Établissons d’abord ceci : dans une société libre et démocratique, on doit viser la plus grande diversité possible des sources d’information. Aussi, il faut souhaiter que La Presse surmonte ses difficultés actuelles.
Dire ça, ça n’enlève pas qu’il y a quelque chose d’absolument choquant dans l’attitude de certains artisans de La Presse, qui ne semblent pas accepter que certains acteurs aient l’outrecuidance de se poser des questions sur le nouveau modèle qu’elle souhaite adopter.
Illustrer par l’absurde
Samedi dernier, l’éditorialiste en chef François Cardinal qualifiait ces commentaires de « sinistre(s) et profondément troublant(s) ». « Un peu plus et ils se réjouissaient à l’idée que 500 personnes perdent leur emploi... »
Cette phrase illustre par l’absurde une bonne partie du problème.
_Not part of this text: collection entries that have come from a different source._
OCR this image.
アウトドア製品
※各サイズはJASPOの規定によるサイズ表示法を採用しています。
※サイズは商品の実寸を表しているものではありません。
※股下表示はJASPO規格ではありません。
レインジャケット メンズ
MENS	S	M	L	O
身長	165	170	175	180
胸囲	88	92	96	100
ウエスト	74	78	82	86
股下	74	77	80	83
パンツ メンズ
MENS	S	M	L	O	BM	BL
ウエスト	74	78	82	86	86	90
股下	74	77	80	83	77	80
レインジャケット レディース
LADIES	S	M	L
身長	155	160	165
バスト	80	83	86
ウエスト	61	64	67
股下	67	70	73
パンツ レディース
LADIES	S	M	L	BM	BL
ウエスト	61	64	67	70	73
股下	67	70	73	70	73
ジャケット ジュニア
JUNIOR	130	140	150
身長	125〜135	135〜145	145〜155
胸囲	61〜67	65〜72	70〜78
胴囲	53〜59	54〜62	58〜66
Dans un contexte où le dollar publicitaire que se disputaient déjà les médias imprimés s’en va chez les GAFAM (Google, Amazon, Facebook, Apple, Microsoft), comment penser que c’est encore un modèle viable de produire un journal quotidien avec, précisément, 585 employés ? Pendant que les travailleurs du Devoir se serrent la ceinture et après que Le Journal eut vécu une transition difficile, mais qui lui permet encore d’être au-dessus du seuil de rentabilité ?
Et aujourd’hui, la collectivité devrait payer pour permettre à La Presse de survivre et le faire sans poser de questions, par-dessus le marché. Sans lui demander de revoir son modèle et d’admettre ce qui ne fonctionne pas avec celui-ci. Lui donner des subventions comme si on lui devait ça, en somme.
On croirait être en train de discuter avec Bombardier...
Changement dans la continuité
Suivant l’annonce du changement de structure, la journaliste Nathalie Collard écrivait sur Twitter qu’après avoir personnellement soutenu Le Devoir, Rue Frontenac et les lock-outés de Radio-Canada, elle s’attendait désormais au même soutien des collègues des autres médias. « Oui, mes attentes sont élevées », disait-elle.
N’y a-t-il pas quelque chose d’indécent à passer le chapeau ainsi, alors qu’on en sait encore très peu sur le modèle qu’adoptera La Presse ? Son conseil d’administration sera-t-il vraiment indépendant ? Quelle influence conservera la famille Desmarais ? Peut-on vraiment parler de changement si La Presseannonce déjà qu’elle conservera la même ligne éditoriale ?
Parce que 50 millions pour garder le contrôle sur un journal, c’est beaucoup moins cher payé que ce qu’aurait coûté le rachat des contrats des employés de La Presse et la perte du loyer qu’elle versera pour occuper les mêmes immenses locaux.
Bref, sauver La Presse, nous sommes nombreux à le souhaiter. Cela dit, elle devra pour y arriver commencer par un bon examen de conscience. Ça trancherait avec l’arrogance actuelle, qui ne sert pas l’adhésion qu’elle souhaite générer.
Ajoutons que tant qu’elle refusera aux lecteurs de la consulter sur leur téléphone ou leur écran d’ordinateur, en les forçant à avoir un troisième gadget pour avoir le privilège de la lire, on aura raison de craindre qu’elle continuera de faire les mauvais choix.
Dans la réalité médiatique d’aujourd’hui, il faut aller là où le lecteur se trouve. Ne pas penser qu’il viendra à nous. Comprendre ce principe, c’est ce qui aidera La Presse, bien plus que n’importe quelle subvention.